If I tried to find the area under a curve by simply drawing some reasonable number of reasonably thin rectangles and adding up all their areas, would anyone say I was using calculus?
In a way, yeah. What you’ve just described is a Riemann sum, and a definite integral is defined as the limit of such Riemann sums as the “thinness of the rectangles” approaches zero. (At least, this is the most common definition encountered by Calculus students.)
In practice, definite integrals are evaluated either by (1) using the Fundamental Theorem of Calculus, which involves antidifferentiation, or (2) numerical methods, which are approximations (but can be made as close as you need) using Riemann sums like what you described, or refinements on this idea, like Simpson’s Rule or the Trapezoidal Rule.
The problem in question specifically states “Then evaluate the integral using a suitable numerical technique.”
Writing A as a function of just x is impossible, since we don’t have a relationship between y and x. The question also specifically states:
(Emphasis mine). Looking at the axes as represented in the figure, it’s clear that we want to integrate A dx from 0 to 600, where A is the area of each trapezium. If you write a formula for A in terms of y, you’ll have your integral. Note that the problem only asks you to “write down” the integral, not actually solve it.

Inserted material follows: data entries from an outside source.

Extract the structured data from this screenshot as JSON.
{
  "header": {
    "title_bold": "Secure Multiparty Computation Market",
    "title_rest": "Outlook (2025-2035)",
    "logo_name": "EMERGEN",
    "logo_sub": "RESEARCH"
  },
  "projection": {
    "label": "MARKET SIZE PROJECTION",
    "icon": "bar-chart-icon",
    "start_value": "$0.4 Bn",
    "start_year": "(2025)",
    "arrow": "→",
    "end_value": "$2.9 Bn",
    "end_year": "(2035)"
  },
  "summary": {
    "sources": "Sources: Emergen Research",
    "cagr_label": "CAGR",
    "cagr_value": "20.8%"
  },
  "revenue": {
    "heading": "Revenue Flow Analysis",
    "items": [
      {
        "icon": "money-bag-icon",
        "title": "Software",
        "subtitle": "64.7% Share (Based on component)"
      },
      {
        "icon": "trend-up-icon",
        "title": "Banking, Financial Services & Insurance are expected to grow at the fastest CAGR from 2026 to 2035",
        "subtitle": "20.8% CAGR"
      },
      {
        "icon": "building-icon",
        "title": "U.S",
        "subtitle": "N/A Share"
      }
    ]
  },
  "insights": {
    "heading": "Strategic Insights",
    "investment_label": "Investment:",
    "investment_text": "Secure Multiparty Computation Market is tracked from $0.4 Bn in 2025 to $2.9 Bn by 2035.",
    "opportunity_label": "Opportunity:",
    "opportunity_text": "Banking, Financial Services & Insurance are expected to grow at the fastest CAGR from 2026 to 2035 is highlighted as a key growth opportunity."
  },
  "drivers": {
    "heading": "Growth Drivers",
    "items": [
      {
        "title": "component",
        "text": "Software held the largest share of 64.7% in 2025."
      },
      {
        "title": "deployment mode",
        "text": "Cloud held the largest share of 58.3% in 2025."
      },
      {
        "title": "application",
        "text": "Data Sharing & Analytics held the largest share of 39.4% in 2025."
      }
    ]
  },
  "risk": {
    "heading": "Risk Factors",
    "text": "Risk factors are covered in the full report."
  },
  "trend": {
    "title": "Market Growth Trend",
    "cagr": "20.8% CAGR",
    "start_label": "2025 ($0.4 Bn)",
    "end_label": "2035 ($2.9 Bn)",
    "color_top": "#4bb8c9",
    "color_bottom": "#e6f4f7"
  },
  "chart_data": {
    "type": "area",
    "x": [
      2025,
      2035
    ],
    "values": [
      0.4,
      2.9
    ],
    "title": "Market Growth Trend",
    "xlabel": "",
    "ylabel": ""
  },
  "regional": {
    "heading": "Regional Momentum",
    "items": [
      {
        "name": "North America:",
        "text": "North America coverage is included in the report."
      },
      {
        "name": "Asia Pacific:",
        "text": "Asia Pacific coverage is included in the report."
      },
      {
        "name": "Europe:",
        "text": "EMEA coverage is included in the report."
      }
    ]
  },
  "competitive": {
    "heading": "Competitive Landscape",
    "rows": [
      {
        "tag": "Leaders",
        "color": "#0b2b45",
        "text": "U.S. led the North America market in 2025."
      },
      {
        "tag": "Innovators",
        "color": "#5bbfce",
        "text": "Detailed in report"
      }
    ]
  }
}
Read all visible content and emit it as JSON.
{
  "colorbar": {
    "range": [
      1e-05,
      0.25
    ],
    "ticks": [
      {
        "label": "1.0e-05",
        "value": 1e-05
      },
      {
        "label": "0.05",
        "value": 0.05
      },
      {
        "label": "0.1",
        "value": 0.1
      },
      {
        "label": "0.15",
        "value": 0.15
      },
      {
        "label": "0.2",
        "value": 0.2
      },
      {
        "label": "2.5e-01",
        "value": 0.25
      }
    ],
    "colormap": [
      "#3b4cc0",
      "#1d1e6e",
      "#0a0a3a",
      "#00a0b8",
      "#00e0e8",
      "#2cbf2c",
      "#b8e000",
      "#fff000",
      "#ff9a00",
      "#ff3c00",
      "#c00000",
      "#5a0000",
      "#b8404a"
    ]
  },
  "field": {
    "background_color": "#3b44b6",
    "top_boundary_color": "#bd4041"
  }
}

I’m avoiding writing down the solution because it’s pretty obvious, in the great tradition of “left as an exercise for the reader”.
IMHO, this isn’t a great problem, because it’s trying to do two things at once - emphasise the idea that there are a class of things we can calculate exactly via integration (such as the exact volume of earth), assuming we know the relationships between the variables, and at the same time getting you to calculate approximate values via numerical integration. I think it would have been better to give a formula for y in terms of x, and even if that integral can’t be computed exactly, the table of values provided can be used for numerical evaluation of the integral.